Even if they had deduced land to the west/north etc it doesn’t mean that the Galway man or the Icelandic woman would have necessarily been foolish enough to go and actually look for this land. But at least in northern Europe the migration of birds does seem to be a possible prompt if not for exploration then for deduced knowledge. From this area (north-west and northern Europe) I’ve not turned up any legends about migratory birds or, indeed, any archaeological remains that point in that general direction. But it is something that we know happened and something that would have been difficult to square with the mental map of individuals living on the edge of the world, or at least our understanding of that map.
24 April 2014: JTM writes in: A couple of interesting facts about migrating birds for you here. I remember reading a book some time ago about a white stork turning up in Germany with an African arrow (or spear?) stuck in it. A tiny bit of googling led me to this wikipedia page. Clearly, storks with implements stuck in them turned up regularly enough to be given the name ‘Pfeilstorch’. I also recall reading a book some years ago which recounted a story about a young educated gentleman talking about how hirundines were now known to migrate, and dismissing the old legend about them emerging from bodies of water.

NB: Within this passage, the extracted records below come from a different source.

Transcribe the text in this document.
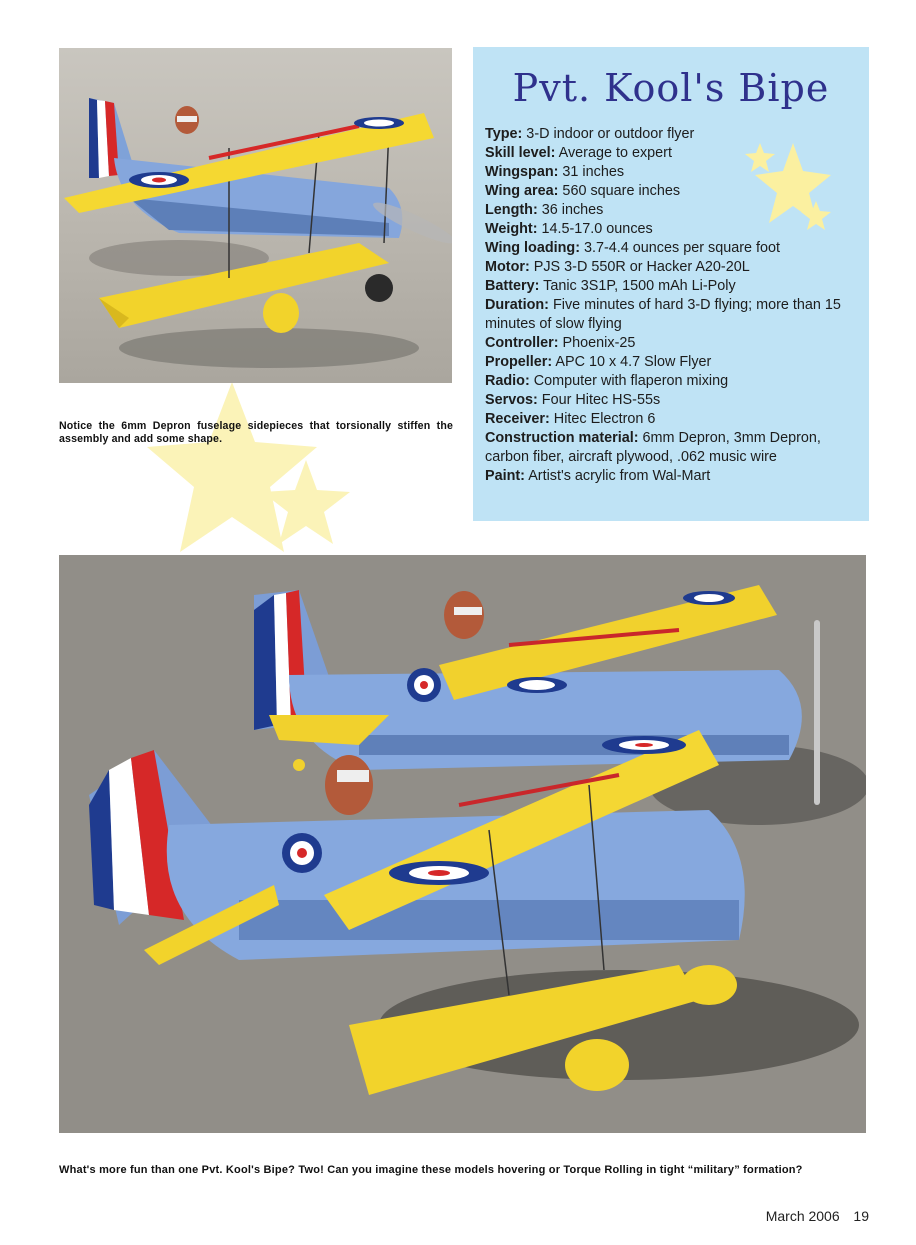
Notice the 6mm Depron fuselage sidepieces that torsionally stiffen the assembly and add some shape.
Pvt. Kool's Bipe
Type: 3-D indoor or outdoor flyer
Skill level: Average to expert
Wingspan: 31 inches
Wing area: 560 square inches
Length: 36 inches
Weight: 14.5-17.0 ounces
Wing loading: 3.7-4.4 ounces per square foot
Motor: PJS 3-D 550R or Hacker A20-20L
Battery: Tanic 3S1P, 1500 mAh Li-Poly
Duration: Five minutes of hard 3-D flying; more than 15 minutes of slow flying
Controller: Phoenix-25
Propeller: APC 10 x 4.7 Slow Flyer
Radio: Computer with flaperon mixing
Servos: Four Hitec HS-55s
Receiver: Hitec Electron 6
Construction material: 6mm Depron, 3mm Depron, carbon fiber, aircraft plywood, .062 music wire
Paint: Artist's acrylic from Wal-Mart
What's more fun than one Pvt. Kool's Bipe? Two! Can you imagine these models hovering or Torque Rolling in tight “military” formation?
March 2006 19
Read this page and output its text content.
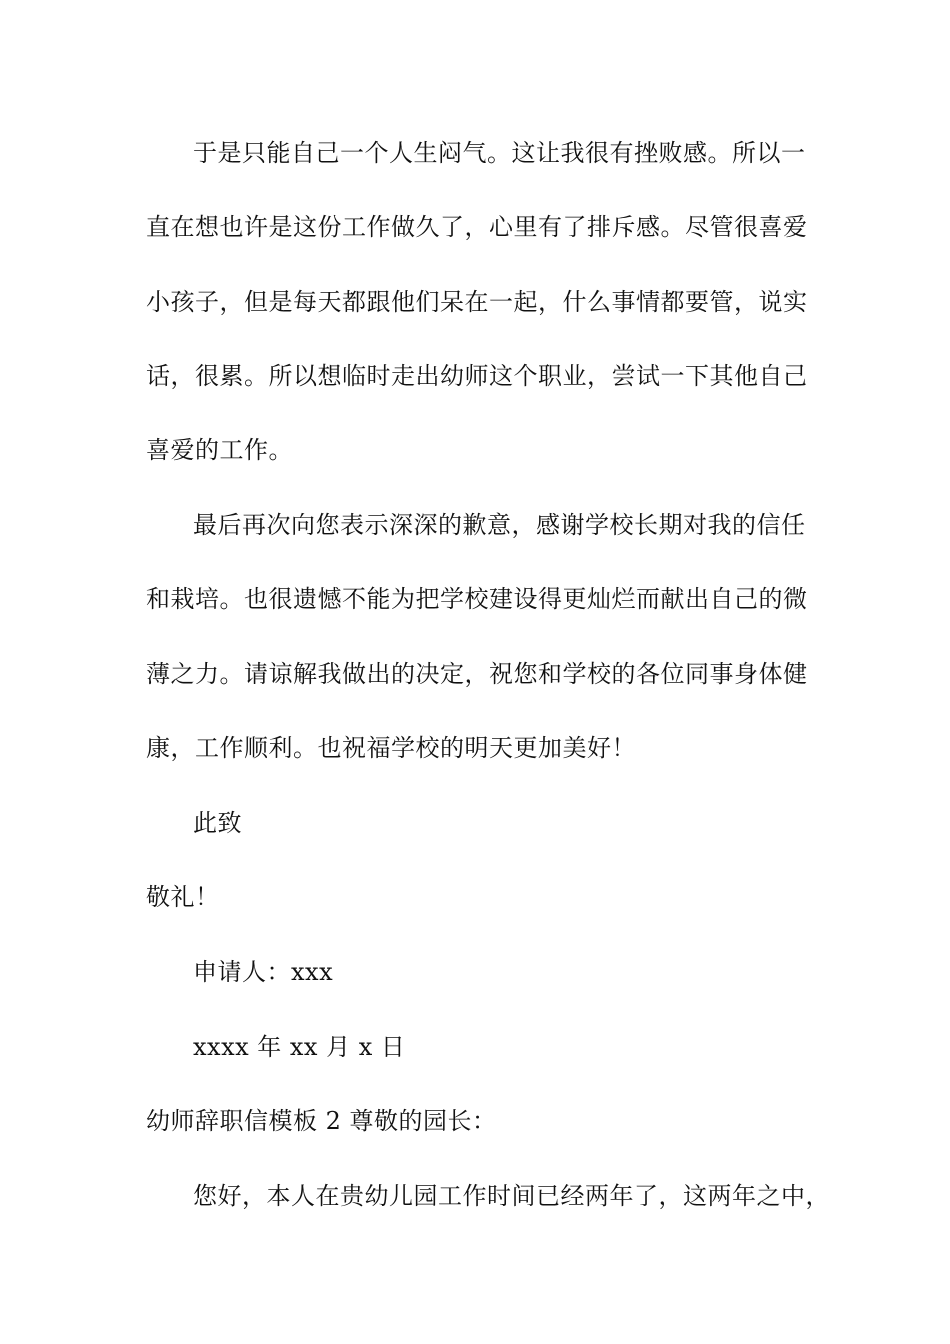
于是只能自己一个人生闷气。这让我很有挫败感。所以一
直在想也许是这份工作做久了，心里有了排斥感。尽管很喜爱
小孩子，但是每天都跟他们呆在一起，什么事情都要管，说实
话，很累。所以想临时走出幼师这个职业，尝试一下其他自己
喜爱的工作。
最后再次向您表示深深的歉意，感谢学校长期对我的信任
和栽培。也很遗憾不能为把学校建设得更灿烂而献出自己的微
薄之力。请谅解我做出的决定，祝您和学校的各位同事身体健
康，工作顺利。也祝福学校的明天更加美好！
此致
敬礼！
申请人：xxx
xxxx 年 xx 月 x 日
幼师辞职信模板 2 尊敬的园长：
您好，本人在贵幼儿园工作时间已经两年了，这两年之中，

His gardener disbelieved him, and said he saw a house martin emerge from a local lake very recently. The young gentleman went to view the bird, and discovered it was actually a storm petrel – a mainly pelagic species that must have been blown inland by a storm (and just about forgivable to confuse with a house martin). Its close associations with water had clearly fooled the gardener! I wish I could remember where I read this, but it escapes me. The only other fact I can remember is that it took place in Norfolk. A third thing, which isn’t really a fact, is about Barnacle geese. Over the years I have read a very strange mixture of information about why they are called ‘barnacle’ geese. I remember being told that barnacle geese were named thusly because it was thought that they grew and emerged from goose barnacles. Several online dictionaries refute this, and state that barnacle geese were called this long before the term ‘barnacle’ came to refer to the sessile crustacean. I’ve also read that ‘barnacle’ has no clear etymology, but also that ‘barnacle’ might be derived from ‘hibernia’ – i.e. the ‘Irish Goose’, which seems a touch tenuous. I’ve also heard that the Gaelic word for both the goose and the crustacean is the same, which seems to predate the association in English, but I can’t remember the reference off the top of my head, I’m afraid. Thanks, JTM!